News and Comment

Handing over power – How shared decision making can give patients a greater say in their care

Tuesday 15 October 2013

This week I had the pleasure of speaking at the annual ISQua event in Edinburgh: the most beautiful city in the world…does growing up their make me biased?! I was part of a three person team presenting insights on patent-centred care and particularly how Shared Decision Making can help transform patient care by shifting the power from clinicians to patients and creating a less paternalistic NHS.

Our presentation looked at the impact of the MAGIC programme – Making Good Decisions in Collaboration – a Health Foundation funded project that aims to support clinical teams in primary and secondary care to embed shared decision making with patients in their everyday practice. To remind readers:

Shared decision-making is a process where patients and clinicians work together to come to an agreement on a particular course of action, ensuring health services respond to what matters to the patient.

Adrian Sieff from the Health Foundation set the scene by discussing he history of patient-centred care and the Foundation’s rationale for funding the MAGIC programme, I described the findings of our evaluation of MAGIC, and Dr David Tomson, a GP working in Newcastle and primary care lead for the MAGIC programme, talked about his experience of implementing SDM in primary care.

As with any discussion about radical change in organisations as large, complex and rigid as the NHS, the starting point for our presentation was on the challenges that stand in the way of implementing SDM: the culture in GP practices which can be resistant to change; the difficulty of collecting consistent data from patients about their experiences of decision making; the difficulty faced in engaging patients when many prefer to defer to the doctor.

But as David Tomson started to expand on what has been achieved in his practice over the last three years, it becomes ever clearer that the benefits far outweigh the negatives if you are persistent and courageous in pursuing shared decision making. Starting with patients themselves – David was able to point to real stories of patients feeling that they have regained control by being asked to participate in decisions about their health. They spoke about feeling listened to, feeling better for being involved in decisions about what operation to have or drug to take, and feeling ultimately less anxious and more positive about their health.

Then there are the system improvements that result from SDM. David gave the example of the huge number of people who never ‘cash’ antidepressant prescriptions at the pharmacy. Through engaging patients in decisions about their care – looking at the pros and cons and consequences of different care options – SDM is more likely to encourage patients to think and act more responsibility about their own care. Good SDM reduces waste and increases self-care.

The techniques that work in encouraging clinicians to become involved in SDM are wide-ranging and need to be pushed constantly on many fronts.

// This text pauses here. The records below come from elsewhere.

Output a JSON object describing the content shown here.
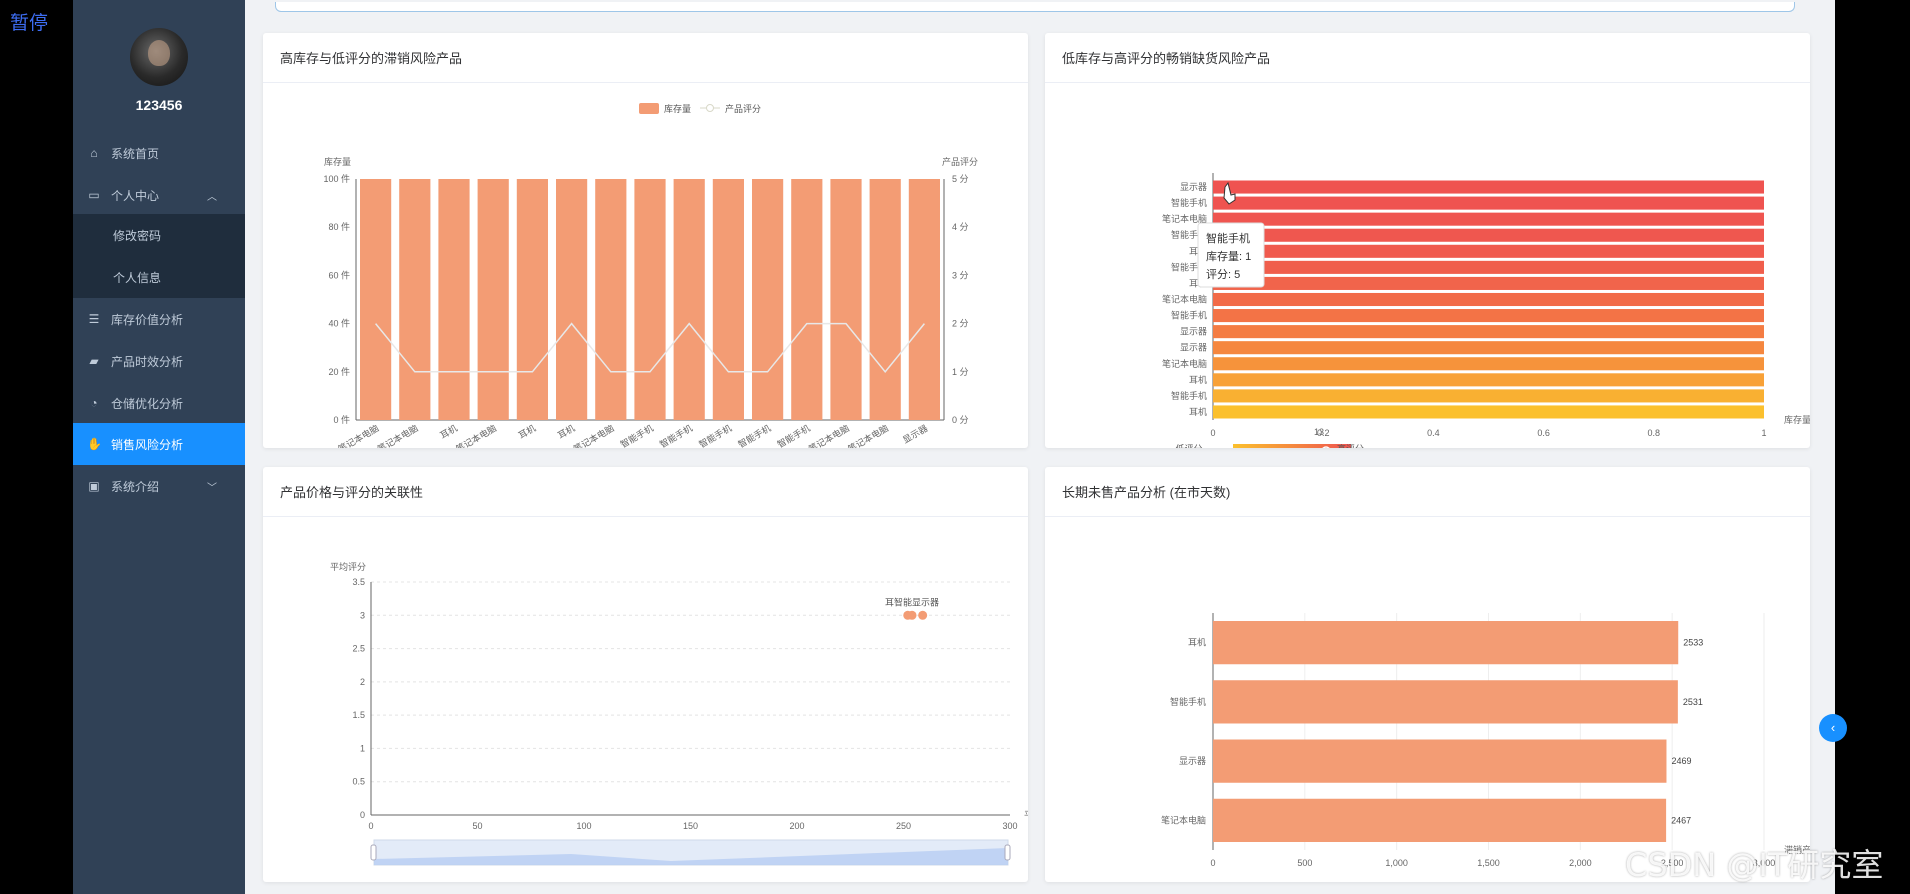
{
  "overlay": {
    "pause_label": "暂停",
    "watermark": "CSDN @IT研究室"
  },
  "sidebar": {
    "username": "123456",
    "items": [
      {
        "label": "系统首页",
        "icon": "home-icon"
      },
      {
        "label": "个人中心",
        "icon": "user-card-icon"
      },
      {
        "label": "修改密码"
      },
      {
        "label": "个人信息"
      },
      {
        "label": "库存价值分析",
        "icon": "list-icon"
      },
      {
        "label": "产品时效分析",
        "icon": "comment-icon"
      },
      {
        "label": "仓储优化分析",
        "icon": "gauge-icon"
      },
      {
        "label": "销售风险分析",
        "icon": "thumb-icon"
      },
      {
        "label": "系统介绍",
        "icon": "briefcase-icon"
      }
    ]
  },
  "cards": {
    "c1": {
      "title": "高库存与低评分的滞销风险产品"
    },
    "c2": {
      "title": "低库存与高评分的畅销缺货风险产品"
    },
    "c3": {
      "title": "产品价格与评分的关联性"
    },
    "c4": {
      "title": "长期未售产品分析 (在市天数)"
    }
  },
  "chart_data": [
    {
      "type": "bar",
      "title": "高库存与低评分的滞销风险产品",
      "categories": [
        "笔记本电脑",
        "笔记本电脑",
        "耳机",
        "笔记本电脑",
        "耳机",
        "耳机",
        "笔记本电脑",
        "智能手机",
        "智能手机",
        "智能手机",
        "智能手机",
        "智能手机",
        "笔记本电脑",
        "笔记本电脑",
        "显示器"
      ],
      "series": [
        {
          "name": "库存量",
          "values": [
            100,
            100,
            100,
            100,
            100,
            100,
            100,
            100,
            100,
            100,
            100,
            100,
            100,
            100,
            100
          ],
          "color": "#f39c74"
        },
        {
          "name": "产品评分",
          "type": "line",
          "axis": "right",
          "values": [
            2,
            1,
            1,
            1,
            1,
            2,
            1,
            1,
            2,
            1,
            1,
            2,
            2,
            1,
            2
          ],
          "color": "#e8e8e8"
        }
      ],
      "ylabel": "库存量",
      "ylabel_right": "产品评分",
      "ylim": [
        0,
        100
      ],
      "ylim_right": [
        0,
        5
      ],
      "yticks": [
        "0 件",
        "20 件",
        "40 件",
        "60 件",
        "80 件",
        "100 件"
      ],
      "yticks_right": [
        "0 分",
        "1 分",
        "2 分",
        "3 分",
        "4 分",
        "5 分"
      ],
      "legend": "top-center"
    },
    {
      "type": "bar",
      "orientation": "horizontal",
      "title": "低库存与高评分的畅销缺货风险产品",
      "categories": [
        "显示器",
        "智能手机",
        "笔记本电脑",
        "智能手机",
        "耳机",
        "智能手机",
        "耳机",
        "笔记本电脑",
        "智能手机",
        "显示器",
        "显示器",
        "笔记本电脑",
        "耳机",
        "智能手机",
        "耳机"
      ],
      "values": [
        1,
        1,
        1,
        1,
        1,
        1,
        1,
        1,
        1,
        1,
        1,
        1,
        1,
        1,
        1
      ],
      "xlim": [
        0,
        1
      ],
      "xticks": [
        "0",
        "0.2",
        "0.4",
        "0.6",
        "0.8",
        "1"
      ],
      "xlabel": "库存量",
      "visual_map": {
        "low_label": "低评分",
        "high_label": "高评分",
        "value_label": "13",
        "low_color": "#fbc02d",
        "high_color": "#ef5350"
      },
      "tooltip": {
        "name": "智能手机",
        "line1": "库存量: 1",
        "line2": "评分: 5"
      }
    },
    {
      "type": "scatter",
      "title": "产品价格与评分的关联性",
      "points": [
        {
          "x": 252,
          "y": 3,
          "label": "耳机"
        },
        {
          "x": 254,
          "y": 3,
          "label": "智能手机"
        },
        {
          "x": 259,
          "y": 3,
          "label": "显示器"
        }
      ],
      "point_label_text": "耳智能显示器",
      "xlim": [
        0,
        300
      ],
      "ylim": [
        0,
        3.5
      ],
      "xticks": [
        "0",
        "50",
        "100",
        "150",
        "200",
        "250",
        "300"
      ],
      "yticks": [
        "0",
        "0.5",
        "1",
        "1.5",
        "2",
        "2.5",
        "3",
        "3.5"
      ],
      "xlabel": "平均价格",
      "ylabel": "平均评分",
      "grid": true,
      "datazoom": true,
      "color": "#f39c74"
    },
    {
      "type": "bar",
      "orientation": "horizontal",
      "title": "长期未售产品分析 (在市天数)",
      "categories": [
        "耳机",
        "智能手机",
        "显示器",
        "笔记本电脑"
      ],
      "values": [
        2533,
        2531,
        2469,
        2467
      ],
      "value_labels": [
        "2533",
        "2531",
        "2469",
        "2467"
      ],
      "xlim": [
        0,
        3000
      ],
      "xticks": [
        "0",
        "500",
        "1,000",
        "1,500",
        "2,000",
        "2,500",
        "3,000"
      ],
      "xlabel": "滞销产品数量",
      "color": "#f39c74"
    }
  ]
}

However, it is not about unpicking the way clinicians currently work and starting from scratch, but more about a series of ‘nudges’ to improve on what most clinicians already do. First there are the tools that support SDM and make practice consistent – such as option grids and brief decision aids – which guide clinical encounters and provide patients with information on the pros, cons and risks associated with different care options. Our evaluation showed that these tools, if short, easy to follow and not too prescriptive, are welcomed by clinicians. Then there are the culture changes required – here good, focused, and supportive skills development is crucial as long as it includes a large dose of peer support and encourages whole teams to work together – doctors, nurses, clinic managers and receptionists. Patients also need to be taken on the journey towards SDM – by encouraging them to ask questions about their care, by selling SDM at every available opportunity, and by encouraging patient groups to demand SDM.

David spoke of being inspired to become involved in SDM because of his concern about how power is constructed within the NHS: a place where doctors know best and where people imagine signs above doors that say ‘enter at your peril’. SDM demystifies the NHS through honest dialogue between the patient and the clinician and helps break down the one-sided power relationship which can often feel frightening and disempowering. At a time when some people are beginning to worry that the NHS may not be on their side, could SDM be a way to rebuild trust and support for this vital institution?